Groups seeking an interactive experience have several great places to explore
While there is certainly nothing wrong with visiting a museum and idly enjoying the wonders in front of you, many smaller groups prefer to go a different route these days.
Interactive experiences are surging in popularity as the number of immersive exhibits have grown within museums across the country. Like virtually everyone, museums had a difficult 2020 as an American Alliance of Museums survey found on average, U.S.
museums lost 35 percent of their typical operating income in 2020 and expected to lose an additional 28 percent in 2021. In an effort to attract more attendees, museums are upping their creativity and are offering more virtual experiences to the public. Here are some museums offering interactive outings that will entertain as well as educate your group:
City Museum (St. Louis, Missouri)
Located in a 100-year-old warehouse in downtown St. Louis, City Museum’s exhibits consist mostly of repurposed architectural and industrial objects. While that may not sound like fun, City Museum, assuredly, was designed to give visitors a good time. City Museum contains an abundance of slides (there are reportedly 30 slides in the building ranging from a dragon slide to a rebar slide), including a massive 10-story slide.
It also houses a Ferris wheel, tunnels, bridges, castles, secret passages, playgrounds, a circus and a train. Naturally, since it is a museum, it contains an architecture hall, an art center and the cornerstone of any museum: the world’s largest pencil, which weighs 21,500 pounds (the eraser adds an extra 250 pounds) and is the equivalent of around 1,900,000 traditional pencils.
Exploratorium (San Francisco, California)
This public learning laboratory was founded from the belief everyone should learn about natural phenomena to better understand the world around them. According to the museum’s founders, experimentation inspires curiosity and understanding while stimulating new ideas. In other words, the Exploratorium wants you to get active and start learning.
The museum contains more than 650 interactive exhibits and houses six indoor and outdoor galleries and hundreds of exhibits.
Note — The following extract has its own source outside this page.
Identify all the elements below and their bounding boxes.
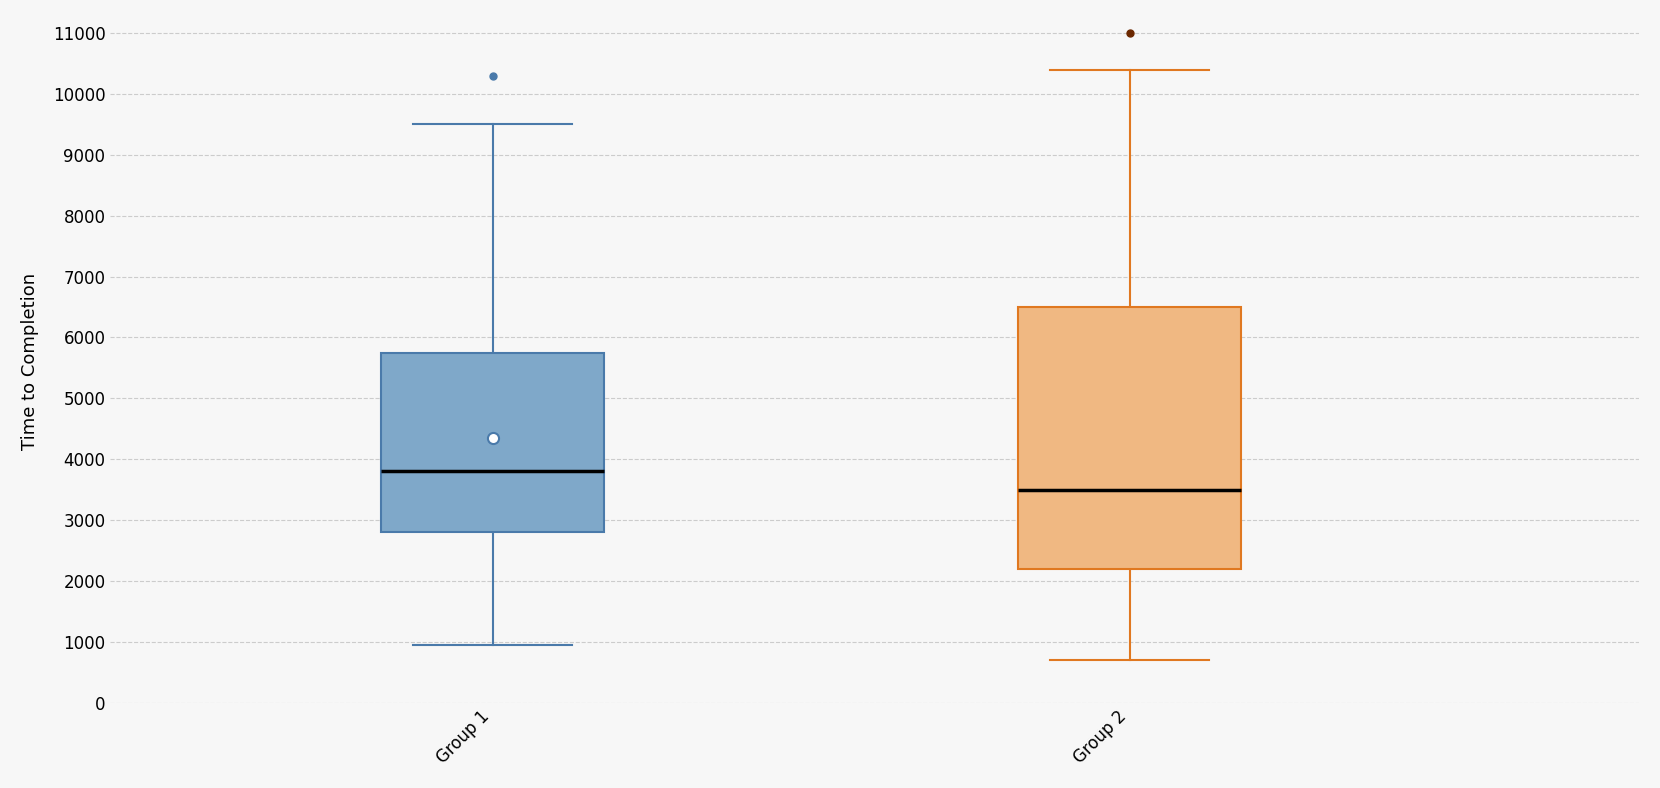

Among the many compelling things you can do here include: dance with your shadow, levitate, touch a tornado, mix colors and break light apart, stop time, capture a wave and even listen to music through your teeth. Try doing those things anywhere else.
International Spy Museum (Washington, D.C.)
The only public museum in the United States dedicated solely to espionage, the International Spy Museum features interactive exhibitions and first-person accounts from top intelligence officers and experts.
The museum covers 140,000 square feet and teaches visitors the tricks and trades of spies, both historic and fictitious. Among the museum’s permanent exhibits are the Briefing Center, where guests receive a cover identity and test their spy skills throughout the museum; Stealing Secrets, where visitors get a closer look at hundreds of imaginative inventions used to steal secrets; and Making Sense of Secrets, where you can try your hand at cracking secret codes.
Museum of Illusions (Chicago, Illinois)
Located in downtown Chicago, the Museum of Illusions offers more than 80 mind-bending exhibits where visitors can experience the seemingly impossible. Among its many hallucinatory exhibits include the Infinity Room, a multisensory experience that creates the optical illusion of infinite space; the Clone Table, where you will meet five clones of yourself; the Vortex Tunnel, where your mind will tell you the ground is moving when it is actually flat and stable; and the Infinity Tunnel, where visitors can take a mysterious look into a bottomless
pit.chicago.museumofillusions.us
Otherworld Ohio (Columbus, Ohio)
This 32,000-square-foot immersive art installation in Columbus contains 47 rooms filled with large-scale interactive art, mixed reality playgrounds and secret passageways. Guests are encouraged to explore and interact with a world of science fiction and fantasy. Featuring the work of more than 40 artists, almost everything in Otherworld was built to be interacted with and each of the 47 rooms is designed to resemble a science-fiction fantasyland. In 2019, Time magazine ranked Otherworld as one of the World’s Coolest Places.
The World of Coca-Cola (Atlanta, Georgia)
The world’s most popular soda is the star of this 75,000-square-foot facility in downtown Atlanta. Opened in 2007, The World of Coca-Cola is home to numerous interactive displays, high-tech exhibits, video presentations and an art gallery. One of its more popular experiences is Taste It! where visitors can enjoy free samples of more than 60 soft drink products from around the world. You can also experience Scent Discovery, a new aromatic experience where your nose will be the guide. Here, a Coca-Cola ambassador will lead your group to guess the origin of a variety of scents. Your guide will also educate you on the anatomy of smell and help you determine which aroma profiles and Coca-Cola beverages may be your new favorites.